5. Health Professionals Say Getting the Vaccine Is a ‘Personal Choice’ for Pregnant Women Due to the Lack of Data
The Centers for Disease Control and Prevention acknowledges on its website that there is little data on how the new coronavirus vaccines may impact a pregnant woman and the fetus. The organization expressed confidence that the vaccines are safe because of how they were made. But the CDC described the decision to get one as a “personal choice” for pregnant women:
CDC and the Food and Drug Administration (FDA) have safety monitoring systems in place to capture information about vaccination during pregnancy and will closely monitor reports.

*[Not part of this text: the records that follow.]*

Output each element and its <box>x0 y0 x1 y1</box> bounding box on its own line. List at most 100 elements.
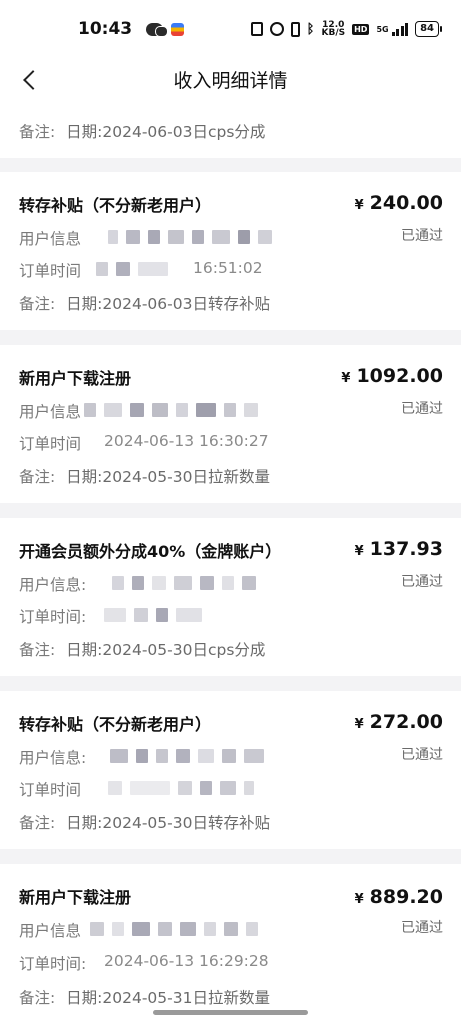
record-amount: ¥137.93 <box>355 538 443 560</box>
order-time-value: 2024-06-13 16:29:28 <box>104 952 269 970</box>
user-info-row: 用户信息: <box>19 749 87 767</box>
remark-row: 备注: 日期:2024-06-03日转存补贴 <box>19 292 270 314</box>
user-info-label: 用户信息 <box>19 922 82 940</box>
redacted-order-time <box>96 261 168 277</box>
record-title: 新用户下载注册 <box>19 369 132 388</box>
status-time: 10:43 <box>78 19 133 39</box>
user-info-label: 用户信息 <box>19 749 82 767</box>
order-time-row: 订单时间: <box>19 608 87 626</box>
user-info-label: 用户信息 <box>19 576 82 594</box>
amount-value: 272.00 <box>369 711 443 733</box>
record-amount: ¥889.20 <box>355 886 443 908</box>
status-indicators: ᛒ 12.0 KB/S HD 5G 84 <box>250 21 442 38</box>
order-time-label: 订单时间 <box>19 262 82 280</box>
app-root: 10:43 ᛒ 12.0 KB/S HD 5G 84 收入明细详情 备注: 日期… <box>0 0 461 1024</box>
record-title: 新用户下载注册 <box>19 888 132 907</box>
remark-label: 备注: <box>19 295 56 313</box>
status-badge: 已通过 <box>401 747 443 763</box>
network-type: 5G <box>376 24 389 34</box>
remark-row: 备注: 日期:2024-05-30日转存补贴 <box>19 811 270 833</box>
order-time-row: 订单时间: <box>19 955 87 973</box>
currency-symbol: ¥ <box>354 717 364 732</box>
record-title: 开通会员额外分成40%（金牌账户） <box>19 542 282 561</box>
remark-label: 备注: <box>19 814 56 832</box>
user-info-row: 用户信息 <box>19 400 81 422</box>
record-card-partial: 备注: 日期:2024-06-03日cps分成 <box>0 104 461 158</box>
user-info-row: 用户信息 <box>19 227 81 249</box>
order-time-label: 订单时间 <box>19 608 82 626</box>
currency-symbol: ¥ <box>341 371 351 386</box>
amount-value: 889.20 <box>369 886 443 908</box>
currency-symbol: ¥ <box>354 198 364 213</box>
user-info-row: 用户信息 <box>19 919 81 941</box>
remark-value: 日期:2024-06-03日cps分成 <box>66 123 266 141</box>
nav-bar: 收入明细详情 <box>0 58 461 104</box>
home-indicator[interactable] <box>153 1010 308 1015</box>
currency-symbol: ¥ <box>354 892 364 907</box>
record-title: 转存补贴（不分新老用户） <box>19 196 212 215</box>
record-amount: ¥240.00 <box>355 192 443 214</box>
remark-value: 日期:2024-05-31日拉新数量 <box>66 989 270 1007</box>
redacted-user-info <box>108 229 272 245</box>
order-time-row: 订单时间 <box>19 432 81 454</box>
status-badge: 已通过 <box>401 228 443 244</box>
order-time-value: 16:51:02 <box>193 259 263 277</box>
remark-value: 日期:2024-05-30日cps分成 <box>66 641 266 659</box>
record-card[interactable]: 新用户下载注册 ¥889.20 已通过 用户信息 订单时间: 2024-06-1… <box>0 864 461 1024</box>
alarm-icon <box>269 22 284 36</box>
notification-icons <box>146 22 185 37</box>
remark-row: 备注: 日期:2024-06-03日cps分成 <box>19 120 265 142</box>
redacted-user-info <box>110 748 264 764</box>
status-badge: 已通过 <box>401 574 443 590</box>
amount-value: 1092.00 <box>356 365 443 387</box>
status-badge: 已通过 <box>401 401 443 417</box>
page-title: 收入明细详情 <box>173 70 288 92</box>
remark-label: 备注: <box>19 641 56 659</box>
order-time-label: 订单时间 <box>19 435 82 453</box>
app-notification-icon <box>171 22 185 36</box>
status-badge: 已通过 <box>401 920 443 936</box>
amount-value: 137.93 <box>369 538 443 560</box>
redacted-user-info <box>90 921 258 937</box>
signal-icon <box>391 22 409 36</box>
battery-icon: 84 <box>415 21 442 37</box>
user-info-label: 用户信息 <box>19 230 82 248</box>
record-title: 转存补贴（不分新老用户） <box>19 715 212 734</box>
remark-value: 日期:2024-05-30日转存补贴 <box>66 814 270 832</box>
order-time-value: 2024-06-13 16:30:27 <box>104 432 269 450</box>
record-amount: ¥272.00 <box>355 711 443 733</box>
hd-icon: HD <box>352 23 370 35</box>
vibrate-icon <box>290 21 300 37</box>
status-bar: 10:43 ᛒ 12.0 KB/S HD 5G 84 <box>0 0 461 58</box>
nfc-icon <box>250 22 263 36</box>
order-time-row: 订单时间 <box>19 259 81 281</box>
order-time-row: 订单时间 <box>19 778 81 800</box>
redacted-order-time <box>104 607 202 623</box>
redacted-user-info <box>84 402 258 418</box>
remark-label: 备注: <box>19 468 56 486</box>
network-speed-unit: KB/S <box>321 28 346 38</box>
network-speed: 12.0 KB/S <box>321 21 346 38</box>
amount-value: 240.00 <box>369 192 443 214</box>
wechat-icon <box>146 22 169 37</box>
remark-row: 备注: 日期:2024-05-30日cps分成 <box>19 638 265 660</box>
remark-label: 备注: <box>19 989 56 1007</box>
remark-value: 日期:2024-06-03日转存补贴 <box>66 295 270 313</box>
record-card[interactable]: 新用户下载注册 ¥1092.00 已通过 用户信息 订单时间 2024-06-1… <box>0 345 461 503</box>
record-amount: ¥1092.00 <box>341 365 443 387</box>
redacted-order-time <box>108 780 254 796</box>
remark-row: 备注: 日期:2024-05-31日拉新数量 <box>19 986 270 1008</box>
record-card[interactable]: 转存补贴（不分新老用户） ¥272.00 已通过 用户信息: 订单时间 备注: … <box>0 691 461 849</box>
bluetooth-icon: ᛒ <box>306 21 315 37</box>
user-info-label: 用户信息 <box>19 403 82 421</box>
order-time-label: 订单时间 <box>19 781 82 799</box>
remark-value: 日期:2024-05-30日拉新数量 <box>66 468 270 486</box>
remark-row: 备注: 日期:2024-05-30日拉新数量 <box>19 465 270 487</box>
order-time-label: 订单时间 <box>19 955 82 973</box>
currency-symbol: ¥ <box>354 544 364 559</box>
redacted-user-info <box>112 575 256 591</box>
record-card[interactable]: 开通会员额外分成40%（金牌账户） ¥137.93 已通过 用户信息: 订单时间… <box>0 518 461 676</box>
user-info-row: 用户信息: <box>19 576 87 594</box>
remark-label: 备注: <box>19 123 56 141</box>
record-card[interactable]: 转存补贴（不分新老用户） ¥240.00 已通过 用户信息 订单时间 16:51… <box>0 172 461 330</box>
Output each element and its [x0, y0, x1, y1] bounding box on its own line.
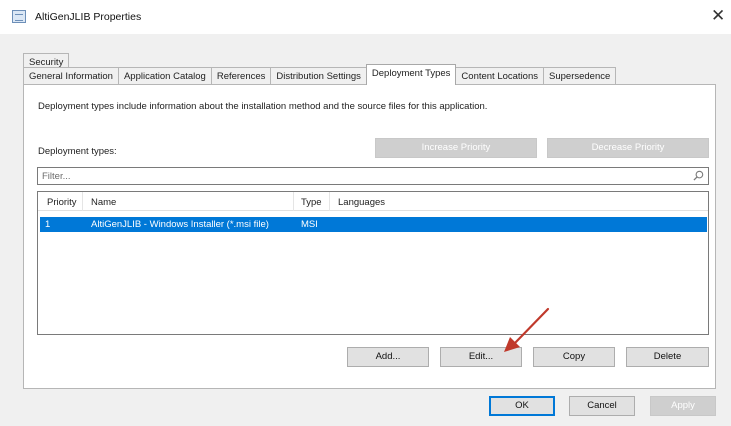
- column-separator: [82, 192, 83, 211]
- deployment-types-list[interactable]: Priority Name Type Languages 1 AltiGenJL…: [37, 191, 709, 335]
- tab-deployment-types[interactable]: Deployment Types: [365, 64, 457, 85]
- search-icon[interactable]: [693, 170, 704, 181]
- column-header-type[interactable]: Type: [301, 197, 322, 208]
- list-header: Priority Name Type Languages: [38, 192, 708, 211]
- tab-content-locations[interactable]: Content Locations: [455, 67, 545, 85]
- tab-general-information[interactable]: General Information: [23, 67, 119, 85]
- delete-button[interactable]: Delete: [626, 347, 709, 367]
- cell-type: MSI: [301, 219, 318, 230]
- window-title: AltiGenJLIB Properties: [35, 11, 142, 23]
- app-icon: [12, 10, 26, 23]
- tab-references[interactable]: References: [210, 67, 272, 85]
- apply-button[interactable]: Apply: [650, 396, 716, 416]
- column-header-name[interactable]: Name: [91, 197, 116, 208]
- tab-distribution-settings[interactable]: Distribution Settings: [270, 67, 367, 85]
- increase-priority-button[interactable]: Increase Priority: [375, 138, 537, 158]
- table-row[interactable]: 1 AltiGenJLIB - Windows Installer (*.msi…: [40, 217, 707, 232]
- filter-box: [37, 167, 709, 185]
- close-icon[interactable]: ✕: [711, 7, 725, 24]
- cancel-button[interactable]: Cancel: [569, 396, 635, 416]
- column-separator: [293, 192, 294, 211]
- ok-button[interactable]: OK: [489, 396, 555, 416]
- tab-application-catalog[interactable]: Application Catalog: [117, 67, 212, 85]
- tab-row-main: General Information Application Catalog …: [23, 64, 617, 85]
- cell-priority: 1: [45, 219, 51, 230]
- column-separator: [329, 192, 330, 211]
- title-bar: AltiGenJLIB Properties ✕: [0, 0, 731, 34]
- filter-input[interactable]: [38, 168, 678, 184]
- panel-description: Deployment types include information abo…: [38, 101, 488, 112]
- add-button[interactable]: Add...: [347, 347, 429, 367]
- annotation-arrow: [504, 307, 550, 352]
- deployment-types-label: Deployment types:: [38, 146, 117, 157]
- tab-supersedence[interactable]: Supersedence: [543, 67, 617, 85]
- cell-name: AltiGenJLIB - Windows Installer (*.msi f…: [91, 219, 269, 230]
- column-header-languages[interactable]: Languages: [338, 197, 385, 208]
- column-header-priority[interactable]: Priority: [47, 197, 77, 208]
- decrease-priority-button[interactable]: Decrease Priority: [547, 138, 709, 158]
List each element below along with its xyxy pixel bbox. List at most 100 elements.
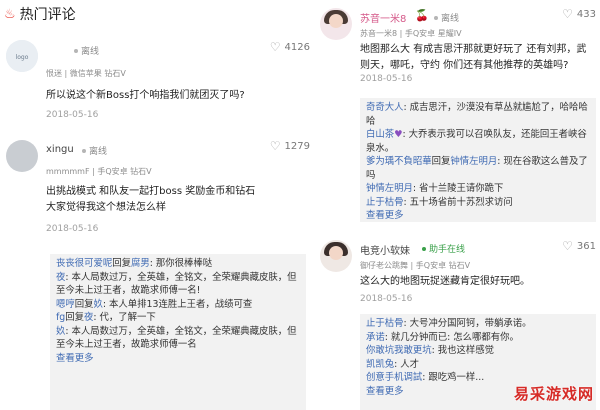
comment-date: 2018-05-16 (360, 294, 413, 304)
offline-status: 离线 (434, 11, 459, 24)
reply-username[interactable]: 嗯哼 (56, 299, 75, 310)
reply-item: 凯凯兔: 人才 (366, 358, 590, 372)
comment-text: 地图那么大 有成吉思汗那就更好玩了 还有刘邦，武则天，哪吒，守约 你们还有其他推… (360, 44, 587, 71)
reply-item: 丧丧很可爱呢回复腐男: 那你很棒棒哒 (56, 257, 300, 271)
status-dot-icon (422, 246, 426, 251)
status-dot-icon (74, 48, 78, 53)
reply-username[interactable]: fg (56, 312, 65, 323)
reply-text: : 就几分钟而已: 怎么哪都有你。 (384, 331, 519, 343)
comment-card: 苏音一米8 🍒 离线 ♡ 433 苏音一米8 | 手Q安卓 星耀IV 地图那么大… (318, 0, 600, 232)
reply-text: : 跟吃鸡一样... (422, 372, 485, 383)
comment-date: 2018-05-16 (360, 74, 413, 84)
reply-username[interactable]: 凯凯兔 (366, 359, 394, 370)
status-dot-icon (434, 15, 438, 20)
svg-text:logo: logo (16, 54, 29, 61)
status-label: 离线 (81, 47, 100, 57)
avatar[interactable] (6, 140, 38, 172)
assistant-online-status: 助手在线 (422, 242, 465, 255)
reply-item: 奇奇大人: 成吉思汗，沙漠没有草丛就尴尬了，哈哈哈哈 (366, 101, 590, 128)
avatar[interactable]: logo (6, 40, 38, 72)
reply-list: 奇奇大人: 成吉思汗，沙漠没有草丛就尴尬了，哈哈哈哈 白山茶♥: 大乔表示我可以… (360, 98, 596, 222)
reply-text: : 那你很棒棒哒 (149, 258, 213, 269)
reply-username[interactable]: 承诺 (366, 332, 385, 343)
username[interactable]: 电竞小软妹 (360, 242, 410, 257)
reply-item: 奺: 本人局数过万，全英雄，全铭文，全荣耀典藏皮肤，但至今未上过王者，故跪求师傅… (56, 325, 300, 352)
reply-text: : 大号冲分国阿钶，带躺承诺。 (403, 318, 532, 329)
reply-item: 止于枯骨: 大号冲分国阿钶，带躺承诺。 (366, 317, 590, 331)
reply-verb: 回复 (74, 298, 94, 310)
comment-card: logo 离线 ♡ 4126 恨迷 | 微信苹果 钻石V 所以说这个新Boss打… (0, 32, 310, 132)
heart-icon: ♡ (562, 239, 573, 253)
reply-list: 丧丧很可爱呢回复腐男: 那你很棒棒哒 夜: 本人局数过万，全英雄，全铭文，全荣耀… (50, 254, 306, 410)
reply-username[interactable]: 止于枯骨 (366, 197, 404, 208)
reply-target[interactable]: 钟情左明月 (450, 156, 497, 167)
site-watermark: 易采游戏网 (513, 385, 594, 403)
reply-text: : 代，了解一下 (93, 312, 156, 323)
heart-icon: ♡ (562, 7, 573, 21)
reply-username[interactable]: 止于枯骨 (366, 318, 404, 329)
purple-heart-icon: ♥ (394, 129, 403, 140)
reply-text: : 我也这样感觉 (431, 345, 495, 356)
like-button[interactable]: ♡ 361 (562, 240, 596, 252)
reply-text: : 人才 (394, 358, 420, 370)
like-count: 1279 (284, 140, 310, 152)
status-label: 离线 (89, 147, 108, 157)
fire-icon: ♨ (4, 6, 16, 22)
reply-text: : 本人单排13连胜上王者，战绩可查 (102, 298, 253, 310)
username[interactable]: 苏音一米8 (360, 10, 406, 25)
reply-item: 承诺: 就几分钟而已: 怎么哪都有你。 (366, 331, 590, 345)
like-count: 361 (576, 240, 596, 252)
like-button[interactable]: ♡ 4126 (270, 41, 310, 53)
status-dot-icon (82, 148, 86, 153)
username[interactable]: xingu (46, 144, 74, 155)
reply-verb: 回复 (112, 258, 132, 269)
reply-item: 爹为瑀不負昭華回复钟情左明月: 现在谷歌这么普及了吗 (366, 155, 590, 182)
view-more-link[interactable]: 查看更多 (56, 352, 300, 366)
status-label: 离线 (441, 14, 460, 24)
reply-username[interactable]: 爹为瑀不負昭華 (366, 156, 432, 167)
reply-target[interactable]: 奺 (94, 299, 103, 310)
reply-username[interactable]: 夜 (56, 272, 65, 283)
view-more-link[interactable]: 查看更多 (366, 209, 590, 223)
comment-text: 这么大的地图玩捉迷藏肯定很好玩吧。 (360, 276, 530, 287)
section-title: 热门评论 (19, 7, 76, 23)
reply-username[interactable]: 奺 (56, 326, 65, 337)
like-button[interactable]: ♡ 433 (562, 8, 596, 20)
section-header: ♨ 热门评论 (4, 4, 76, 24)
reply-text: : 本人局数过万，全英雄，全铭文，全荣耀典藏皮肤，但至今未上过王者，故跪求师傅一… (56, 325, 297, 351)
reply-item: 嗯哼回复奺: 本人单排13连胜上王者，战绩可查 (56, 298, 300, 312)
avatar[interactable] (320, 8, 352, 40)
avatar-logo-icon: logo (6, 40, 38, 72)
reply-item: 白山茶♥: 大乔表示我可以召唤队友，还能回王者峡谷泉水。 (366, 128, 590, 155)
user-meta: 恨迷 | 微信苹果 钻石V (46, 69, 126, 78)
like-button[interactable]: ♡ 1279 (270, 140, 310, 152)
reply-text: : 五十场省前十苏烈求访问 (403, 196, 513, 208)
cherry-icon: 🍒 (415, 9, 429, 22)
status-label: 助手在线 (429, 245, 466, 255)
reply-username[interactable]: 奇奇大人 (366, 102, 404, 113)
comment-text: 所以说这个新Boss打个响指我们就团灭了吗? (46, 90, 245, 101)
comment-date: 2018-05-16 (46, 224, 99, 234)
comment-date: 2018-05-16 (46, 110, 99, 120)
user-meta: 苏音一米8 | 手Q安卓 星耀IV (360, 29, 462, 38)
reply-text: : 本人局数过万，全英雄，全铭文，全荣耀典藏皮肤，但至今未上过王者，故跪求师傅一… (56, 271, 297, 297)
user-meta: mmmmmF | 手Q安卓 钻石V (46, 167, 152, 176)
avatar[interactable] (320, 240, 352, 272)
reply-username[interactable]: 创意手机调試 (366, 372, 422, 383)
offline-status: 离线 (82, 144, 107, 157)
reply-item: 夜: 本人局数过万，全英雄，全铭文，全荣耀典藏皮肤，但至今未上过王者，故跪求师傅… (56, 271, 300, 298)
reply-item: fg回复夜: 代，了解一下 (56, 311, 300, 325)
reply-item: 止于枯骨: 五十场省前十苏烈求访问 (366, 196, 590, 210)
comment-card: xingu 离线 ♡ 1279 mmmmmF | 手Q安卓 钻石V 出挑战模式 … (0, 136, 310, 410)
reply-username[interactable]: 钟情左明月 (366, 183, 413, 194)
reply-username[interactable]: 丧丧很可爱呢 (56, 258, 112, 269)
reply-target[interactable]: 腐男 (131, 258, 150, 269)
reply-item: 钟情左明月: 省十兰陵王请你跪下 (366, 182, 590, 196)
reply-username[interactable]: 你敢坑我敢更坑 (366, 345, 432, 356)
reply-verb: 回复 (65, 312, 85, 323)
reply-username[interactable]: 白山茶 (366, 129, 394, 140)
heart-icon: ♡ (269, 139, 281, 153)
reply-verb: 回复 (431, 156, 451, 167)
reply-target[interactable]: 夜 (84, 312, 93, 323)
like-count: 433 (576, 8, 596, 20)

mRNA vaccines do not contain the live virus that causes COVID-19 and, therefore, cannot give someone COVID-19. Additionally, mRNA vaccines do not interact with a person’s DNA because the mRNA does not enter the nucleus of the cell. Cells break down the mRNA quickly. Based on how mRNA vaccines work, experts believe they are unlikely to pose a specific risk for people who are pregnant. However, the actual risks of mRNA vaccines to the pregnant person and her fetus are unknown because these vaccines have not been studied in pregnant women.
The CDC has also warned that a pregnant woman is at an increased risk for developing severe symptoms if infected with the coronavirus:
Observational data demonstrate that, while the chances for these severe health effects are low, pregnant people with COVID-19 have an increased risk of severe illness, including illness that results in ICU admission, mechanical ventilation, and death compared with non-pregnant women of reproductive age. Additionally, pregnant people with COVID-19 might be at increased risk of adverse pregnancy outcomes, such as preterm birth, compared with pregnant women without COVID-19.